Study

Reducing elasmobranch bycatch: laboratory investigation of rare earth metal and magnetic deterrents with spiny dogfish and Pacific halibut

  • Published source details Stoner A.W. & Kaimmer S.M. (2008) Reducing elasmobranch bycatch: laboratory investigation of rare earth metal and magnetic deterrents with spiny dogfish and Pacific halibut. Fisheries Research, 92, 162-168.

Actions

This study is summarised as evidence for the following.

Action Category

Attach an electropositive deterrent to fishing gear

Action Link
Marine Fish Conservation
  1. Attach an electropositive deterrent to fishing gear

    A replicated, paired, controlled study in 2006 in a laboratory in the USA (Stoner & Kaimmer 2008) found that the bait attacking behaviour of spiny dogfish Squalus acanthias (an unwanted catch species), but not commercially valuable Pacific halibut Hippoglossus stenolepis, was reduced in the presence of one of two potentially deterrent materials (mischmetal but not magnets), compared to inert metals.
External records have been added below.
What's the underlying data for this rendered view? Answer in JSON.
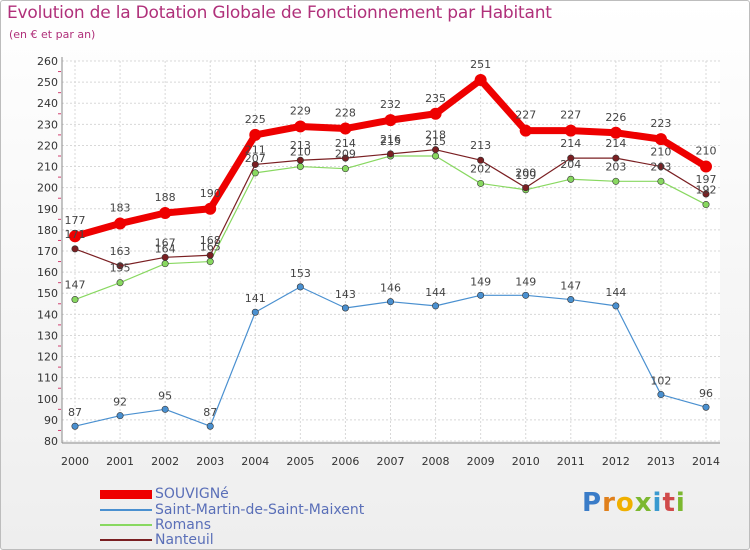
{
  "chart_data": {
    "type": "line",
    "title": "Evolution de la Dotation Globale de Fonctionnement par Habitant",
    "subtitle": "(en € et par an)",
    "xlabel": "",
    "ylabel": "",
    "categories": [
      "2000",
      "2001",
      "2002",
      "2003",
      "2004",
      "2005",
      "2006",
      "2007",
      "2008",
      "2009",
      "2010",
      "2011",
      "2012",
      "2013",
      "2014"
    ],
    "yticks": [
      "80",
      "90",
      "100",
      "110",
      "120",
      "130",
      "140",
      "150",
      "160",
      "170",
      "180",
      "190",
      "200",
      "210",
      "220",
      "230",
      "240",
      "250",
      "260"
    ],
    "ylim": [
      80,
      260
    ],
    "series": [
      {
        "name": "SOUVIGNé",
        "color": "#ee0000",
        "values": [
          177,
          183,
          188,
          190,
          225,
          229,
          228,
          232,
          235,
          251,
          227,
          227,
          226,
          223,
          210
        ],
        "labels": [
          "177",
          "183",
          "188",
          "190",
          "225",
          "229",
          "228",
          "232",
          "235",
          "251",
          "227",
          "227",
          "226",
          "223",
          "210"
        ]
      },
      {
        "name": "Saint-Martin-de-Saint-Maixent",
        "color": "#4a90d0",
        "values": [
          87,
          92,
          95,
          87,
          141,
          153,
          143,
          146,
          144,
          149,
          149,
          147,
          144,
          102,
          96
        ],
        "labels": [
          "87",
          "92",
          "95",
          "87",
          "141",
          "153",
          "143",
          "146",
          "144",
          "149",
          "149",
          "147",
          "144",
          "102",
          "96"
        ]
      },
      {
        "name": "Romans",
        "color": "#88d860",
        "values": [
          147,
          155,
          164,
          165,
          207,
          210,
          209,
          215,
          215,
          202,
          199,
          204,
          203,
          203,
          192
        ],
        "labels": [
          "147",
          "155",
          "164",
          "165",
          "207",
          "210",
          "209",
          "215",
          "215",
          "202",
          "199",
          "204",
          "203",
          "203",
          "192"
        ]
      },
      {
        "name": "Nanteuil",
        "color": "#7a1f22",
        "values": [
          171,
          163,
          167,
          168,
          211,
          213,
          214,
          216,
          218,
          213,
          200,
          214,
          214,
          210,
          197
        ],
        "labels": [
          "171",
          "163",
          "167",
          "168",
          "211",
          "213",
          "214",
          "216",
          "218",
          "213",
          "200",
          "214",
          "214",
          "210",
          "197"
        ]
      }
    ]
  },
  "logo": {
    "letters": [
      "P",
      "r",
      "o",
      "x",
      "i",
      "t",
      "i"
    ]
  }
}
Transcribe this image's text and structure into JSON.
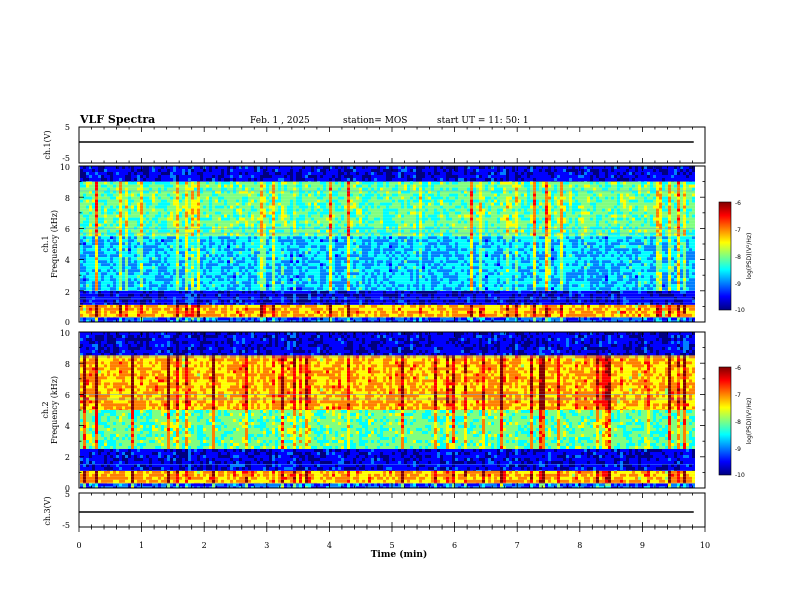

Overall, in the presence of mishmetal, both the times taken for dogfish to first bite the bait (mischmetal: 2–19 min, inert: 1–2 min) and the times taken to remove the bait (mischmetal: 4–30 min, inert: 2–4 min) were higher compared to the inert metals, irrespective of the period of food deprivation. Using magnets as the deterrent, overall bait attack and removal times by dogfish were not significantly different compared to the inert metals (magnet: 1–5 min, inert: 1–2 min). However, dogfish showed strong behavioural avoidance responses (flinch, disorientation) to both the deterrent materials, but not to the inert metals. For halibut, there were no responses to the either the deterrent materials or the inert metals, and bait removal times were similar (deterrents: <1–30 min, inert: <1–30 min). In 2006, two types of potential deterrents (non-magnetic mischmetal alloy and magnets) and an inert stainless steel/aluminium material were tested separately on 12 dogfish and 16 halibut held in indoor pools. Each material was suspended on a short section of twine above pieces of squid Loligo opalescens bait (no hooks). Deterrent/baits were presented simultaneously in pairs with the inert/bait material and behavioural responses recorded by video. Trials were done on dogfish (5 trials) and halibut (4 trials) deprived of food for periods of up to 4 d (16–20 trials/species/food deprivation period).